The last week or so, I’ve been getting real irritated seeing this list. Well…more irritated since I’m never happy about seeing my name on the list. The reason I’m more irritated is seeing my full first name on the list.

Samantha,” it reads. The problem is that’s not what I go by. Much like Maxine Caulfield from Life is Strange, I only go by the first three letters in my first name.

I understand why my full name appears: Everyday management prints off a list of people that are scheduled for that day, I show up on this list as Samantha because that’s my legal name, and they’re just hand writing down what’s on this list. At the same time, I’m the only Samantha or Samuel in that store currently and all of management should know that I have never addressed myself as Samantha—I’ve always been called Sam.

I’ve gone by Sam for as long as I could remember. The only time I refer to my full name is when I’m explaining that my parents named me after Samantha Stephens—they immediately agreed on a boy’s name, but couldn’t agree on a name for a girl until they were watching Bewitched one night. The only person I allow to call me Samantha is my uncle, who was still learning English when I first met him and I don’t have the heart to correct him since he took the time to learn the longer version of my name. Plus, his accent drops the “h” when he says it so it sounds less like my “real” name

I didn’t like being called Samantha as a kid because it was feminine and I was a very “tomboyish” child. I think these days it might be called “gender non-conforming” because I identified with being female and hated being mislabeled as male or questioned about my gender, but I also didn’t (and largely still don’t) identify with the traditional gender norms and roles of being female.

A few years back, the coworkers in my department were talking about what our middle names were and afterwards one of the more passive aggressive coworkers kept calling me by my full name thinking she was being funny. It got to the point management had to step in to get her to stop. I didn’t understand until I saw my first name appear on the door lists why it bothered me so much: it was triggering my anxiety because I associate that name with my abusive mother. She would yell my full name whenever she was furious with me, which was the only time she ever called me anything other than “Sam”.

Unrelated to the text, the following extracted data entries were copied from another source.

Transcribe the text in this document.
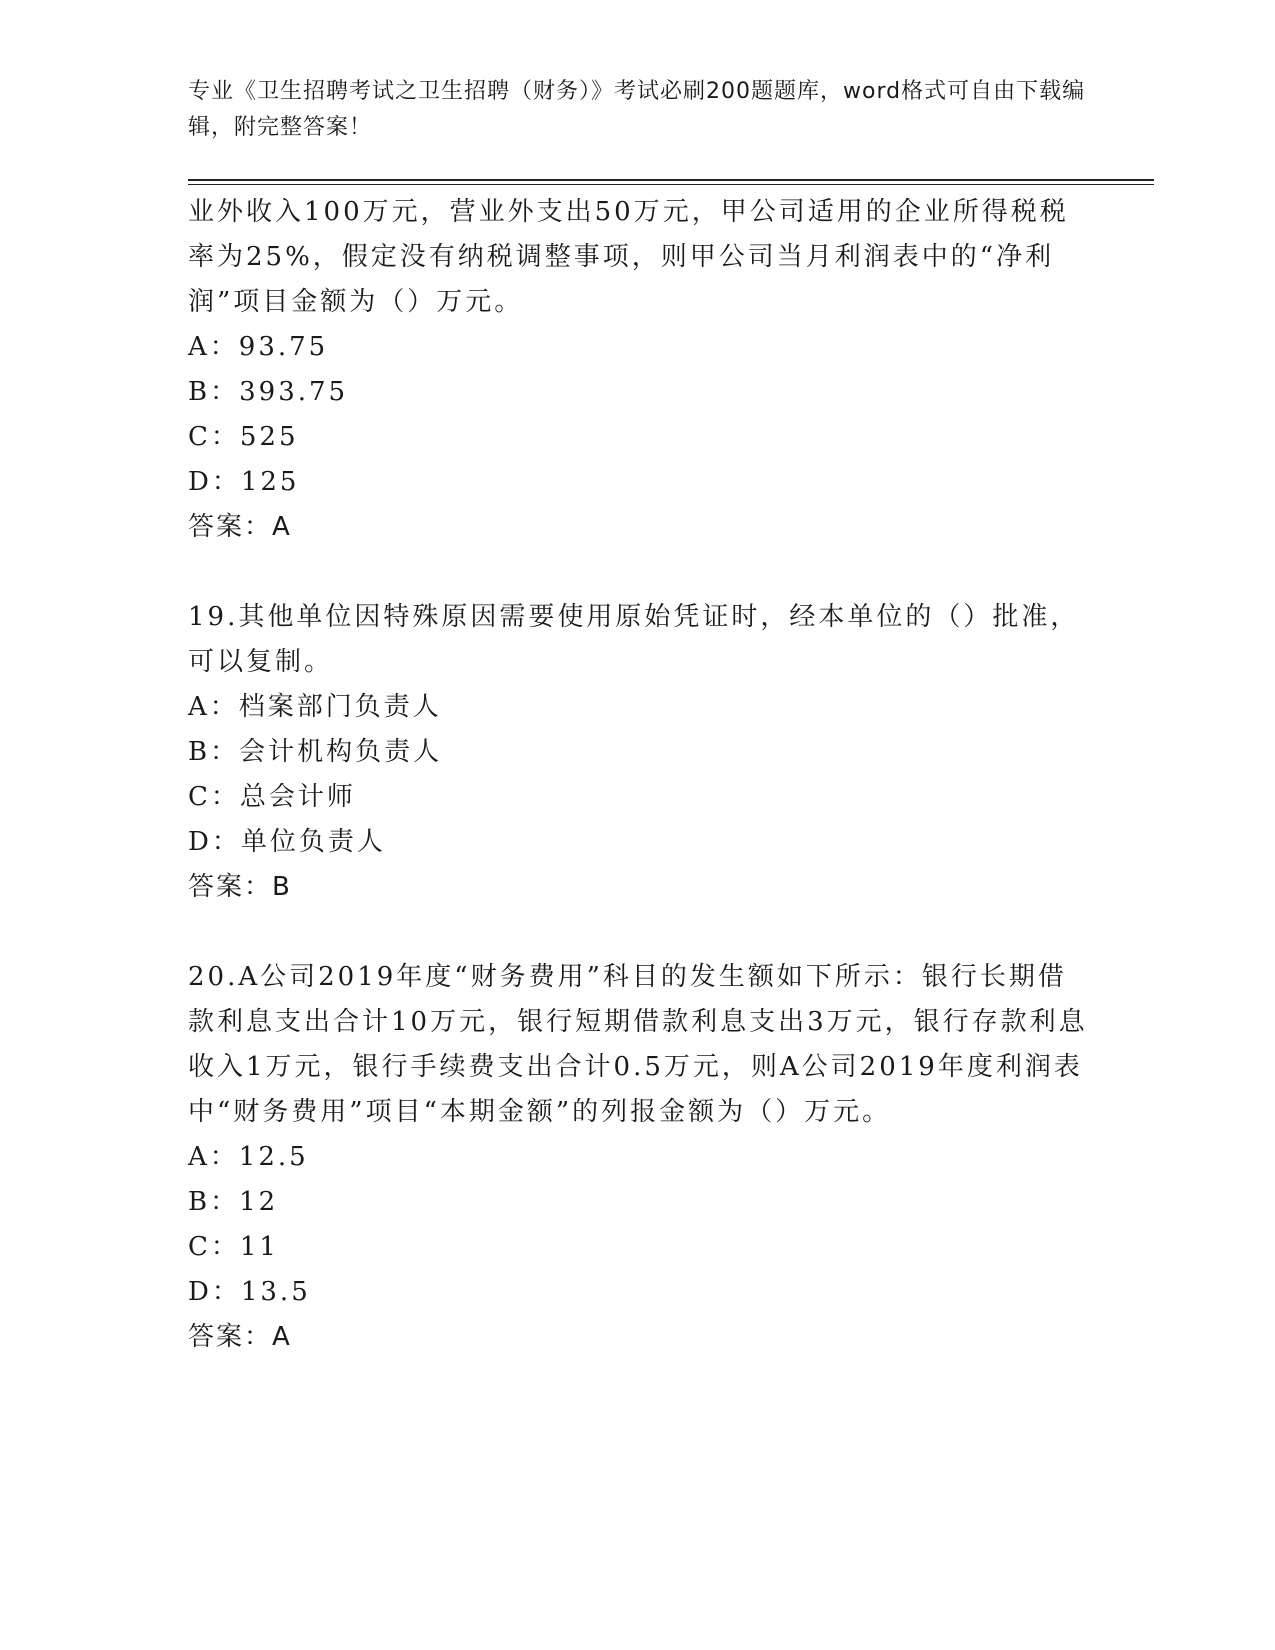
专业《卫生招聘考试之卫生招聘（财务）》考试必刷200题题库，word格式可自由下载编辑，附完整答案！
业外收入100万元，营业外支出50万元，甲公司适用的企业所得税税率为25%，假定没有纳税调整事项，则甲公司当月利润表中的“净利润”项目金额为（）万元。
A：93.75
B：393.75
C：525
D：125
答案：A
19.其他单位因特殊原因需要使用原始凭证时，经本单位的（）批准，可以复制。
A：档案部门负责人
B：会计机构负责人
C：总会计师
D：单位负责人
答案：B
20.A公司2019年度“财务费用”科目的发生额如下所示：银行长期借款利息支出合计10万元，银行短期借款利息支出3万元，银行存款利息收入1万元，银行手续费支出合计0.5万元，则A公司2019年度利润表中“财务费用”项目“本期金额”的列报金额为（）万元。
A：12.5
B：12
C：11
D：13.5
答案：A
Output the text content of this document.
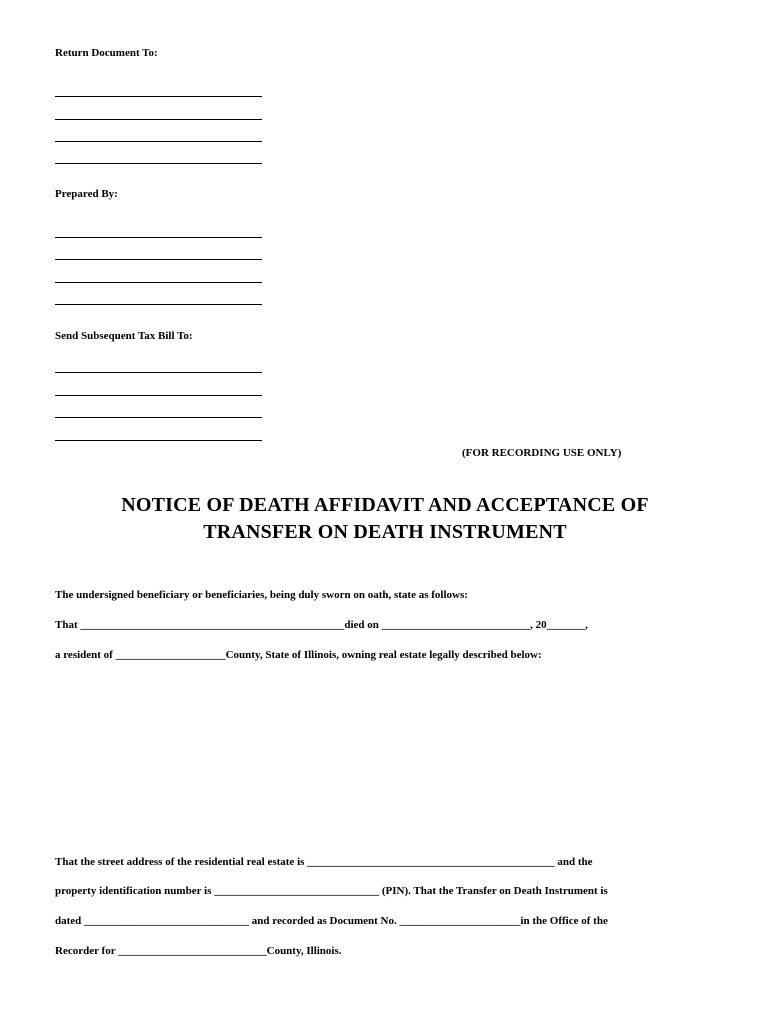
Return Document To:
Prepared By:
Send Subsequent Tax Bill To:
(FOR RECORDING USE ONLY)
NOTICE OF DEATH AFFIDAVIT AND ACCEPTANCE OF
TRANSFER ON DEATH INSTRUMENT
The undersigned beneficiary or beneficiaries, being duly sworn on oath, state as follows:
That ________________________________________________died on ___________________________, 20_______,
a resident of ____________________County, State of Illinois, owning real estate legally described below:
That the street address of the residential real estate is _____________________________________________ and the
property identification number is ______________________________ (PIN). That the Transfer on Death Instrument is
dated ______________________________ and recorded as Document No. ______________________in the Office of the
Recorder for ___________________________County, Illinois.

Even though I’m sure it’s not being done intentionally, coming in everyday to see “Samantha” on the list is stressful and nerve wracking. I keep asking myself if I should say something because it seems like such a silly thing to get agitated over, but it’s also not a trivial thing and I’m not sure if I want to explain to management why it isn’t silly.

3 thoughts on “I Am Sam”

  1. Hi Sam, well done on doing this role. It must be challenging but a credit to you to manage it.

    The choice of whether to raise the issue of your name on the list is a difficult one, given that it sounds like management will ask for a reason? I guess it’s a case of weighing pros and cons of raising it but, I think you would be well within your rights to ask to be listed as your identified name, which everyone calls you by.